Back when I was at Universität des Saarlandes we had a great seminar at MPII. It was called "Data Processing Tips and Tricks" and covered some important data processing techniques. These techniques varied a lot. What they had in common was their universality - you could throw pretty much any data at them and extract something. And by preprocessing your data differently, and postprocessing the results differently, you could get loads of interesting things without inventing any new algorithms.
Here's a partial list of the classic universal data processing methods, in no particular order:
- Bayesian statistics
- EM algorithm
- Levenberg-Marquardt optimization
- Lloyd clustering
- Karhunen-Loeve Transform (aka Principal Component Analysis)
- Singular Value Decomposition
- multi-dimensional scaling
- Algebraic reconstruction technique
- Support Vector Machines
- Graph Cut Optimization
- Level-Set Methods
- Neural Networks
- Hidden Markov Models
- Regular expressions
By simply being aware of their existence you greatly increase your chances of solving really big problems you'll be facing. For example naive Bayesian statistics was famously used for fighting spam, and in spite of its striking simplicity is much more effective than all the custom and complicated methods that preceded it.

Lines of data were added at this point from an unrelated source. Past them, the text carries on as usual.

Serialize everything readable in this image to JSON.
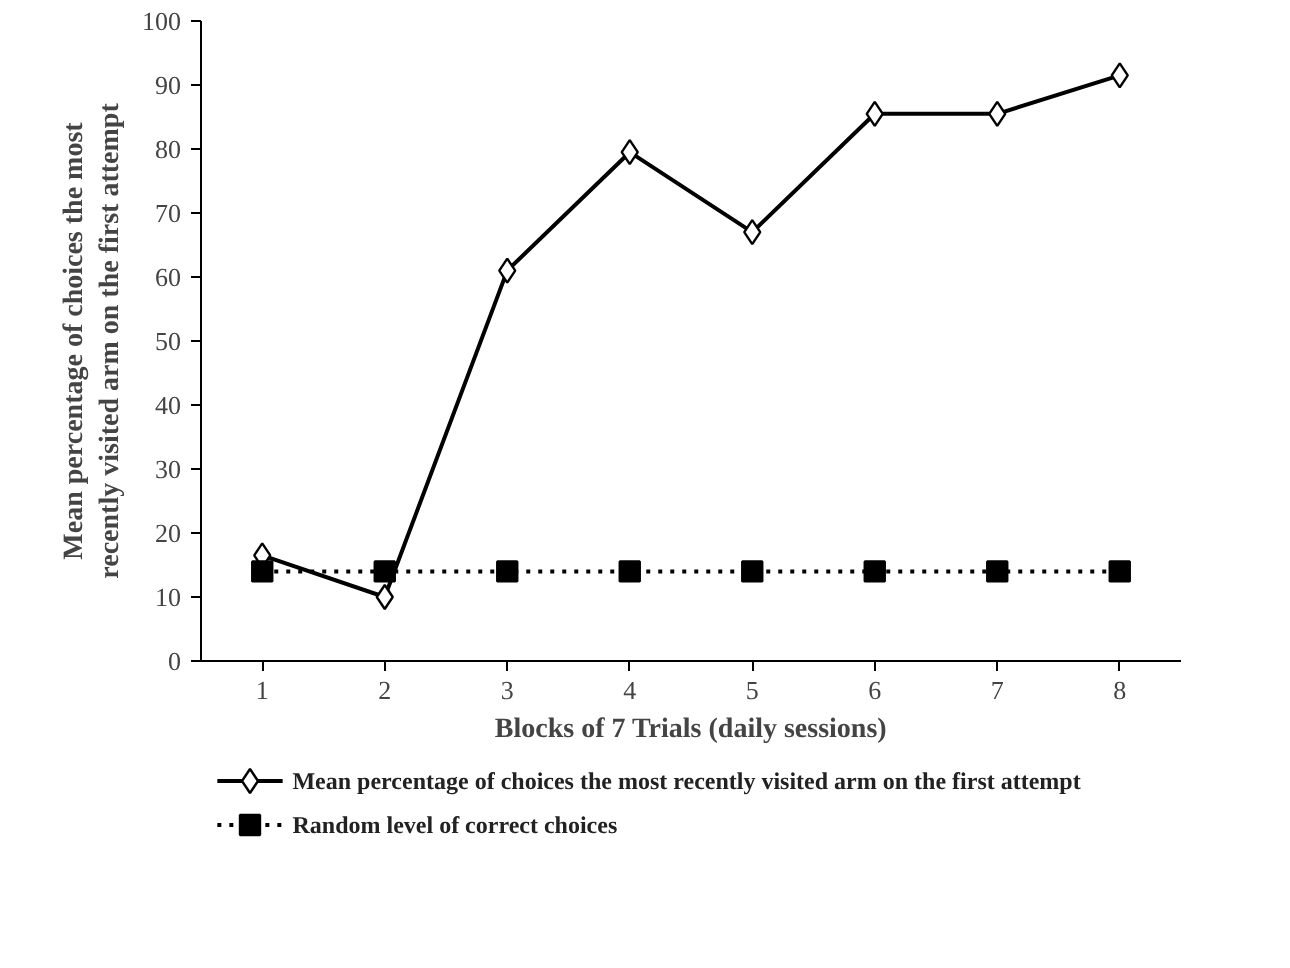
{
  "chart_data": {
    "type": "line",
    "xlabel": "Blocks of 7 Trials (daily sessions)",
    "ylabel": "Mean percentage of choices the most recently visited arm on the first attempt",
    "categories": [
      "1",
      "2",
      "3",
      "4",
      "5",
      "6",
      "7",
      "8"
    ],
    "series": [
      {
        "name": "Mean percentage of choices the most recently visited arm on the first attempt",
        "color": "#000000",
        "marker": "diamond",
        "line_style": "solid",
        "values": [
          16.5,
          10,
          61,
          79.5,
          67,
          85.5,
          85.5,
          91.5
        ]
      },
      {
        "name": "Random level of correct choices",
        "color": "#000000",
        "marker": "square",
        "line_style": "dotted",
        "values": [
          14,
          14,
          14,
          14,
          14,
          14,
          14,
          14
        ]
      }
    ],
    "ylim": [
      0,
      100
    ],
    "yticks": [
      0,
      10,
      20,
      30,
      40,
      50,
      60,
      70,
      80,
      90,
      100
    ],
    "grid": false,
    "legend": "bottom"
  }
}
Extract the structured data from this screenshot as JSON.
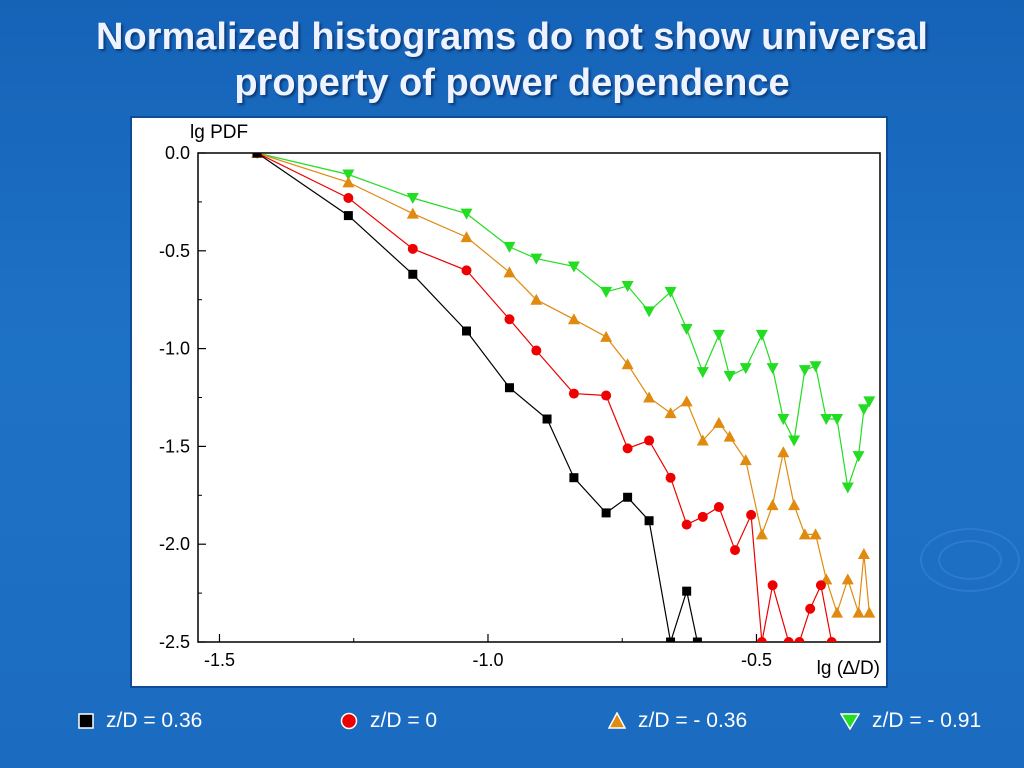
{
  "slide": {
    "title_line1": "Normalized histograms do not show universal",
    "title_line2": "property of power dependence"
  },
  "colors": {
    "series_black": "#000000",
    "series_red": "#ee0000",
    "series_orange": "#e08a10",
    "series_green": "#22dd22"
  },
  "chart_data": {
    "type": "line",
    "ylabel": "lg PDF",
    "xlabel": "lg (∆/D)",
    "xlim": [
      -1.54,
      -0.27
    ],
    "ylim": [
      -2.5,
      0.0
    ],
    "xticks": [
      -1.5,
      -1.0,
      -0.5
    ],
    "xtick_labels": [
      "-1.5",
      "-1.0",
      "-0.5"
    ],
    "yticks": [
      0.0,
      -0.5,
      -1.0,
      -1.5,
      -2.0,
      -2.5
    ],
    "ytick_labels": [
      "0.0",
      "-0.5",
      "-1.0",
      "-1.5",
      "-2.0",
      "-2.5"
    ],
    "grid": false,
    "legend_position": "bottom",
    "series": [
      {
        "name": "z/D = 0.36",
        "marker": "square",
        "color": "#000000",
        "x": [
          -1.43,
          -1.26,
          -1.14,
          -1.04,
          -0.96,
          -0.89,
          -0.84,
          -0.78,
          -0.74,
          -0.7,
          -0.66,
          -0.63,
          -0.61
        ],
        "y": [
          0.0,
          -0.32,
          -0.62,
          -0.91,
          -1.2,
          -1.36,
          -1.66,
          -1.84,
          -1.76,
          -1.88,
          -2.5,
          -2.24,
          -2.5
        ]
      },
      {
        "name": "z/D = 0",
        "marker": "circle",
        "color": "#ee0000",
        "x": [
          -1.43,
          -1.26,
          -1.14,
          -1.04,
          -0.96,
          -0.91,
          -0.84,
          -0.78,
          -0.74,
          -0.7,
          -0.66,
          -0.63,
          -0.6,
          -0.57,
          -0.54,
          -0.51,
          -0.49,
          -0.47,
          -0.44,
          -0.42,
          -0.4,
          -0.38,
          -0.36
        ],
        "y": [
          0.0,
          -0.23,
          -0.49,
          -0.6,
          -0.85,
          -1.01,
          -1.23,
          -1.24,
          -1.51,
          -1.47,
          -1.66,
          -1.9,
          -1.86,
          -1.81,
          -2.03,
          -1.85,
          -2.5,
          -2.21,
          -2.5,
          -2.5,
          -2.33,
          -2.21,
          -2.5
        ]
      },
      {
        "name": "z/D = - 0.36",
        "marker": "triangle-up",
        "color": "#e08a10",
        "x": [
          -1.43,
          -1.26,
          -1.14,
          -1.04,
          -0.96,
          -0.91,
          -0.84,
          -0.78,
          -0.74,
          -0.7,
          -0.66,
          -0.63,
          -0.6,
          -0.57,
          -0.55,
          -0.52,
          -0.49,
          -0.47,
          -0.45,
          -0.43,
          -0.41,
          -0.39,
          -0.37,
          -0.35,
          -0.33,
          -0.31,
          -0.3,
          -0.29
        ],
        "y": [
          0.0,
          -0.15,
          -0.31,
          -0.43,
          -0.61,
          -0.75,
          -0.85,
          -0.94,
          -1.08,
          -1.25,
          -1.33,
          -1.27,
          -1.47,
          -1.38,
          -1.45,
          -1.57,
          -1.95,
          -1.8,
          -1.53,
          -1.8,
          -1.95,
          -1.95,
          -2.18,
          -2.35,
          -2.18,
          -2.35,
          -2.05,
          -2.35
        ]
      },
      {
        "name": "z/D = - 0.91",
        "marker": "triangle-down",
        "color": "#22dd22",
        "x": [
          -1.43,
          -1.26,
          -1.14,
          -1.04,
          -0.96,
          -0.91,
          -0.84,
          -0.78,
          -0.74,
          -0.7,
          -0.66,
          -0.63,
          -0.6,
          -0.57,
          -0.55,
          -0.52,
          -0.49,
          -0.47,
          -0.45,
          -0.43,
          -0.41,
          -0.39,
          -0.37,
          -0.35,
          -0.33,
          -0.31,
          -0.3,
          -0.29
        ],
        "y": [
          0.0,
          -0.11,
          -0.23,
          -0.31,
          -0.48,
          -0.54,
          -0.58,
          -0.71,
          -0.68,
          -0.81,
          -0.71,
          -0.9,
          -1.12,
          -0.93,
          -1.14,
          -1.1,
          -0.93,
          -1.1,
          -1.36,
          -1.47,
          -1.11,
          -1.09,
          -1.36,
          -1.36,
          -1.71,
          -1.55,
          -1.31,
          -1.27
        ]
      }
    ]
  }
}
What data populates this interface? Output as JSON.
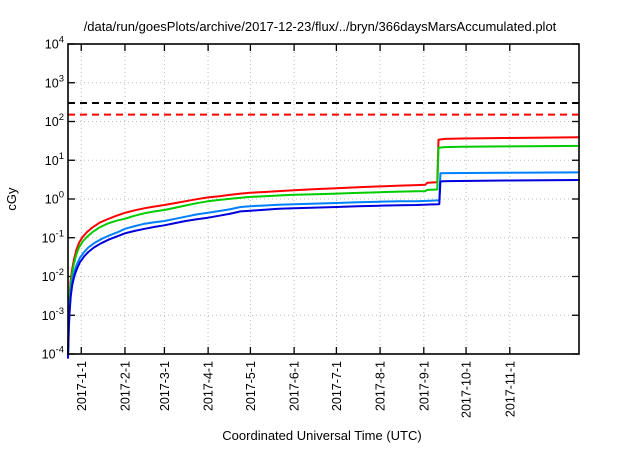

In the last few years the data processing toolkit got one a new tool - PageRank. Pretty much everybody knows how it works for scoring websites, but the algorithm is capable of much more than that. One great example is extracting keywords from documents. It has nothing to do with the original problem of website scoring, but if you treat words as nodes (websites), create links between words that occur close to each other, and run PageRank on such a graph, you get very decent keywords. Of course you might want to add some pre- and post-processing to improve keyword quality (obviously removing HTML tags, also stemming, removing stopwords, weighting words by part of speech or whatever you feel like doing), but so does Google in determining pages' scores. And I bet you expected keyword extractors to either actually understand what's written (not possible yet) or to simply count number of occurences (really horrible results).
You can use PageRank to asses importance of countries in international trade, importance of people in organization's communication flow, and many other problems. Or you could simply throw arbitrary graphs at PageRank, look at the results and simply guess what they mean. Perhaps that will be enough to solve the problem you've been thinking about for such a long time. If not, you still have two dozen of other universally applicable techniques to choose from.